Comment by duxup
6 years ago
I used to work as a network engineer for awhile, now do web development. I worked with a number of cloud providers and you always have to roll out any fix carefully even if you're 100% sure (you're never 100% sure) that you've got the fix.
I honestly just assumed that when customer's chose where they would try things outside their lab, it was lower level customers, less busy part of the network, anywhere the impact isn't as serious. That's where the lowest risk is.
Some customers would discuss their own customer's by name as far as "Should we try this change on Customer Y?" And the discussion would work along those lines.
When I started deploying my own software, I just assumed anything that I was deploying to for free was a sort of "lab light" for them. I also don't mind, it seems fair.
ANY change outside a lab... is its own experiment.
Lowest risk, yes but not bulletproof.
Smaller customers don't have the same web traffic, which may not be enough to trip any given failure scenario.

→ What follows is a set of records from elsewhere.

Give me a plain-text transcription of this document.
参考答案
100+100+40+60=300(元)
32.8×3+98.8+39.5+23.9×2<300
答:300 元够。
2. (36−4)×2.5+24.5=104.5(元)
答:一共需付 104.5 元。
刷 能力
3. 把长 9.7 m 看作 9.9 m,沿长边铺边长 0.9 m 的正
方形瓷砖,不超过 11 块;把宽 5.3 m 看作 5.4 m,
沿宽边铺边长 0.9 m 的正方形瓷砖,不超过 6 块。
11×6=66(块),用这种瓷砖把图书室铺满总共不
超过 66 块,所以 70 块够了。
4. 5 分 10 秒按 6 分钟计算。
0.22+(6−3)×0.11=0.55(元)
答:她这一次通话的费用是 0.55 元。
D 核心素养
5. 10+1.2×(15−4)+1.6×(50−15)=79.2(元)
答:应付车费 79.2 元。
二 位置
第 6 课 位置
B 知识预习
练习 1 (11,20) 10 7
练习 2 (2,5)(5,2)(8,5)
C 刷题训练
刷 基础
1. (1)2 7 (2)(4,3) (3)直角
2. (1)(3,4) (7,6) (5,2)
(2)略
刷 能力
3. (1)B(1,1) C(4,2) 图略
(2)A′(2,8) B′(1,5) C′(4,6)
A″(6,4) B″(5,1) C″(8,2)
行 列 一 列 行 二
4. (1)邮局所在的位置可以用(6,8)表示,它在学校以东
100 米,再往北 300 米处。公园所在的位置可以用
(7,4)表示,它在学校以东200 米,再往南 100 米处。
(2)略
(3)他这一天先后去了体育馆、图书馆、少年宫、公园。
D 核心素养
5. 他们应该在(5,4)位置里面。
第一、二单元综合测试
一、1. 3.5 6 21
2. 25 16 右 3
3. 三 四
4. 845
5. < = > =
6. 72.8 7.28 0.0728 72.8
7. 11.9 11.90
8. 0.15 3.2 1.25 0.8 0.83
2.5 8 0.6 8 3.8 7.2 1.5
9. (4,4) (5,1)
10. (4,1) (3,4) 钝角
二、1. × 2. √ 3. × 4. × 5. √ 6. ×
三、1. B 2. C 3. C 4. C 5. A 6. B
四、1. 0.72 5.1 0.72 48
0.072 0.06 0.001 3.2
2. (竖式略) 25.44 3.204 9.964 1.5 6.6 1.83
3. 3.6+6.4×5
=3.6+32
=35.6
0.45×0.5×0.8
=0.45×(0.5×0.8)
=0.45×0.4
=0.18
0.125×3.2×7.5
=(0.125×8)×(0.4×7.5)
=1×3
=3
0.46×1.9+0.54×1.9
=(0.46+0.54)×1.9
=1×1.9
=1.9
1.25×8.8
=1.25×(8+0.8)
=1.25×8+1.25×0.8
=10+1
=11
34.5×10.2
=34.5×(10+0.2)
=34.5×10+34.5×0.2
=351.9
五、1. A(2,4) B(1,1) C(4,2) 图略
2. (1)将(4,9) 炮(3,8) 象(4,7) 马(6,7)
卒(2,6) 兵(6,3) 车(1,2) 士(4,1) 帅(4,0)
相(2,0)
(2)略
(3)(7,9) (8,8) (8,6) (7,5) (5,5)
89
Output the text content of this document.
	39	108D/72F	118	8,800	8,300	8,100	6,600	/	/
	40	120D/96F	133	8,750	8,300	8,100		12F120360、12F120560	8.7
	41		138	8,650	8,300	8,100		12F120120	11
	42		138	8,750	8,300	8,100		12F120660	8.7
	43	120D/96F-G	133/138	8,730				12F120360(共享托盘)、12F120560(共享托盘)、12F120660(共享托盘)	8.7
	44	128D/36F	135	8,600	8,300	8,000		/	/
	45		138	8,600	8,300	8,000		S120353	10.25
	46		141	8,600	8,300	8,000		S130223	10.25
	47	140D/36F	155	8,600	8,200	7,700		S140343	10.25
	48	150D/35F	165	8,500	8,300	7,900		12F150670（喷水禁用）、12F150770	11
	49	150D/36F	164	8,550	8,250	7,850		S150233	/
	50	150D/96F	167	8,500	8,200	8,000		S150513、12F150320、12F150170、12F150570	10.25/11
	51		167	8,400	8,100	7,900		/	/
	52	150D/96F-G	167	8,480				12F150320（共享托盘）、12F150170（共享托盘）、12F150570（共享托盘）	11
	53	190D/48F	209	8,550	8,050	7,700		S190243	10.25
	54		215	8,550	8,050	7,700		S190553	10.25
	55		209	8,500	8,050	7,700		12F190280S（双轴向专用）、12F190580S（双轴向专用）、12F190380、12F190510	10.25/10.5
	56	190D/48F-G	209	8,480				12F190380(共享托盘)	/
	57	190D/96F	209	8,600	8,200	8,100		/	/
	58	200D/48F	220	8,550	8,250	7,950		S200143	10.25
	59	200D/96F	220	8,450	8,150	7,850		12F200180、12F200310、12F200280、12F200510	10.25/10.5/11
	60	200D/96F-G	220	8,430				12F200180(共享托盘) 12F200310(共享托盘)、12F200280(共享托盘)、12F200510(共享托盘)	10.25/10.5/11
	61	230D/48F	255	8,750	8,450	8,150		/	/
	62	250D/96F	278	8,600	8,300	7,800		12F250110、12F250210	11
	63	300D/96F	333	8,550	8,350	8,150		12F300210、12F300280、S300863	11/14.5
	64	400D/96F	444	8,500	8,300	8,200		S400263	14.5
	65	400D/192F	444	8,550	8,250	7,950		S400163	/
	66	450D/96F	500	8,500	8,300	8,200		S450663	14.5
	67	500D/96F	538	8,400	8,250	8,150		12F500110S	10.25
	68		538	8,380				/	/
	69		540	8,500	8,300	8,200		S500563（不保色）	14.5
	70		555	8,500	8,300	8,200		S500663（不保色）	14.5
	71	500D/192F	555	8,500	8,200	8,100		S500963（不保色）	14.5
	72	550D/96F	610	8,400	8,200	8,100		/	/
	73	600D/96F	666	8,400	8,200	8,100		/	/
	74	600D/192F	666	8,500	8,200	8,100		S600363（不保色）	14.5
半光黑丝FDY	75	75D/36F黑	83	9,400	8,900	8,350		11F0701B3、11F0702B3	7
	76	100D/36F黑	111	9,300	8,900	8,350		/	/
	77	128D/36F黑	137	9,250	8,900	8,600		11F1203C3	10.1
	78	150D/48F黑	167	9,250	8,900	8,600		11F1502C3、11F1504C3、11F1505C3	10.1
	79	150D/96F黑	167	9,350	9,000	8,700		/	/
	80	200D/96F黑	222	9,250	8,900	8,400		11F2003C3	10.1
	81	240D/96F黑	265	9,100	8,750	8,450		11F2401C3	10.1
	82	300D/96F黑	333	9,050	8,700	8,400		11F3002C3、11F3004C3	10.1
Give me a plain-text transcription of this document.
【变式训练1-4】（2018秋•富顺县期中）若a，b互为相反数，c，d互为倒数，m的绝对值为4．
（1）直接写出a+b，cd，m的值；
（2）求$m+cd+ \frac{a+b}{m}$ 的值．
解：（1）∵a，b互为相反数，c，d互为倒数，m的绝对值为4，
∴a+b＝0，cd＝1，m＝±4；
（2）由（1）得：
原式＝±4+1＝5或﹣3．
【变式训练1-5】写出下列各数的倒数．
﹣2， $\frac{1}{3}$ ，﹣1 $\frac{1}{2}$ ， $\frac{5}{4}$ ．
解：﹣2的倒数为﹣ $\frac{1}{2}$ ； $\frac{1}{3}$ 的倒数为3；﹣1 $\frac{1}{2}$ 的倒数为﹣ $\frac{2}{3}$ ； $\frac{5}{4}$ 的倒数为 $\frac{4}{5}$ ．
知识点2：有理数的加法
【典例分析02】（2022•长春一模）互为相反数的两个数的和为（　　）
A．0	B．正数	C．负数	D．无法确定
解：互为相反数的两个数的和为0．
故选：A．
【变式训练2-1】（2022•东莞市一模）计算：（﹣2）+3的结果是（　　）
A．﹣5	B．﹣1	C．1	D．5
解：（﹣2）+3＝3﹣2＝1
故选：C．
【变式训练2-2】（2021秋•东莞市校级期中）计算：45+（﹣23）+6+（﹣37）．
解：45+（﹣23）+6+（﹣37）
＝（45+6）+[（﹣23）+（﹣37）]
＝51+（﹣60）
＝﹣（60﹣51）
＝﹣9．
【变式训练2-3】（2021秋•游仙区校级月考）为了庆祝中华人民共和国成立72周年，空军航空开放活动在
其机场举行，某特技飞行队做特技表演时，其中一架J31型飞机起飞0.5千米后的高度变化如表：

One could imagine that the backtracking in an onerous regexep is only triggered with a sufficiently large customer that has a path that is especially difficult to match.
With staged rollout and without a "fast" deploy procedure, by the time it hits the larger customers, it's already been deployed to some percentage of the fleet - and then you still have a problem, with a significant proportion of your fleet.
Staged rollouts are an entirely reasonable risk mitigation idea, mind you, and not one I'm even arguing against.
My point is that unfortunately it's no panacea, especially at scale. Which is what makes this all an experiment.